When the good energies do connect, try to be gentle in maintaining them. Try to keep your balance so that you’re not pushing things around too much. Sometimes you get the idea that if you move the energy from one part of the body to another part of the body, it’s going to have a healing effect, and then you overdo it. You come out with a headache. Things feel tight, constrained in one part of the body or another.

This is where patience comes in. Ease is something that can’t be pushed around too much. A sense of fullness: You’ve got to be careful with that, too.

Try to develop a taste for the subtle pleasures of the breathing, the subtle pleasures of the breath. If you find that you need more energy, okay, focus on that. But again, don’t push it too much.

You’re feeling your way into a sense of well-being that then creates an energy that radiates out, without your having to think about it radiating out at all. It radiates on its own.
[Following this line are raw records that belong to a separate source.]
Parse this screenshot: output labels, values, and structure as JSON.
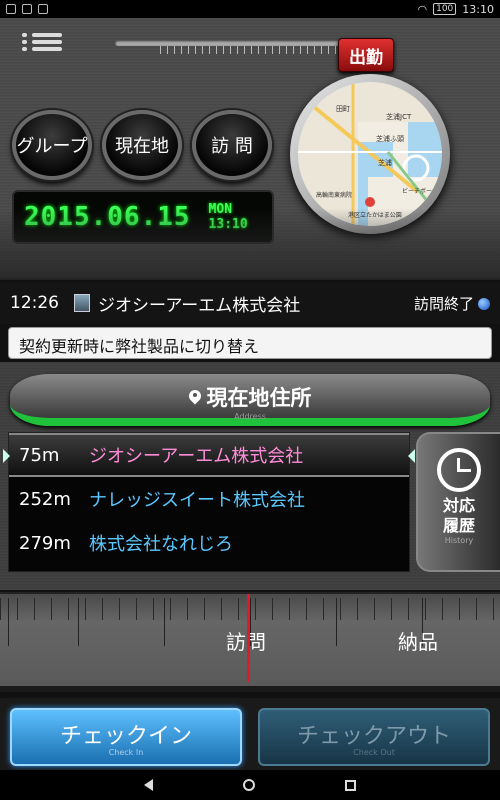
{
  "status_bar": {
    "battery": "100",
    "time": "13:10"
  },
  "top": {
    "shukkin_label": "出勤",
    "buttons": [
      {
        "label": "グループ"
      },
      {
        "label": "現在地"
      },
      {
        "label": "訪 問"
      }
    ],
    "clock": {
      "date": "2015.06.15",
      "day_time": "MON 13:10"
    },
    "map": {
      "labels": [
        "田町",
        "芝浦JCT",
        "芝浦ふ頭",
        "高輪南東病院",
        "芝浦",
        "港区立たかはま公園",
        "ビーチボール"
      ]
    }
  },
  "visit": {
    "time": "12:26",
    "company": "ジオシーアーエム株式会社",
    "status": "訪問終了"
  },
  "memo": "契約更新時に弊社製品に切り替え",
  "address_bar": {
    "label": "現在地住所",
    "sub": "Address"
  },
  "nearby": [
    {
      "distance": "75m",
      "name": "ジオシーアーエム株式会社"
    },
    {
      "distance": "252m",
      "name": "ナレッジスイート株式会社"
    },
    {
      "distance": "279m",
      "name": "株式会社なれじろ"
    }
  ],
  "history": {
    "line1": "対応",
    "line2": "履歴",
    "sub": "History"
  },
  "ruler": {
    "left_label": "訪問",
    "right_label": "納品"
  },
  "actions": {
    "checkin": "チェックイン",
    "checkin_sub": "Check In",
    "checkout": "チェックアウト",
    "checkout_sub": "Check Out"
  }
}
Just like the brainwaves in the body: They say they can measure your brainwaves in any part of the body. Hook up the electrodes even to your little toe, and you can find the brainwaves there.

So as you take care of your own mind, you’re also taking care of the energy that you’re sending out. As I said, the energy you send out will influence what gets reflected back at you.

So give all your attention to this inner experience of the body, this inner experience of the breath. Listen to its ins and outs and you’ll find they have a lot of good things to tell you—if you’re sensitive to what they want to say. If you have a lot of preconceived notions about what they should be saying or what they should be doing, it’s going to get in the way. All you’ll see is what you’re projecting. That’s what gets reflected back to you.

So each time you meditate, come to it with an attitude that you’re going to learn, you’re going to explore. And as you project that curiosity, that opens the opportunity for good things to come back.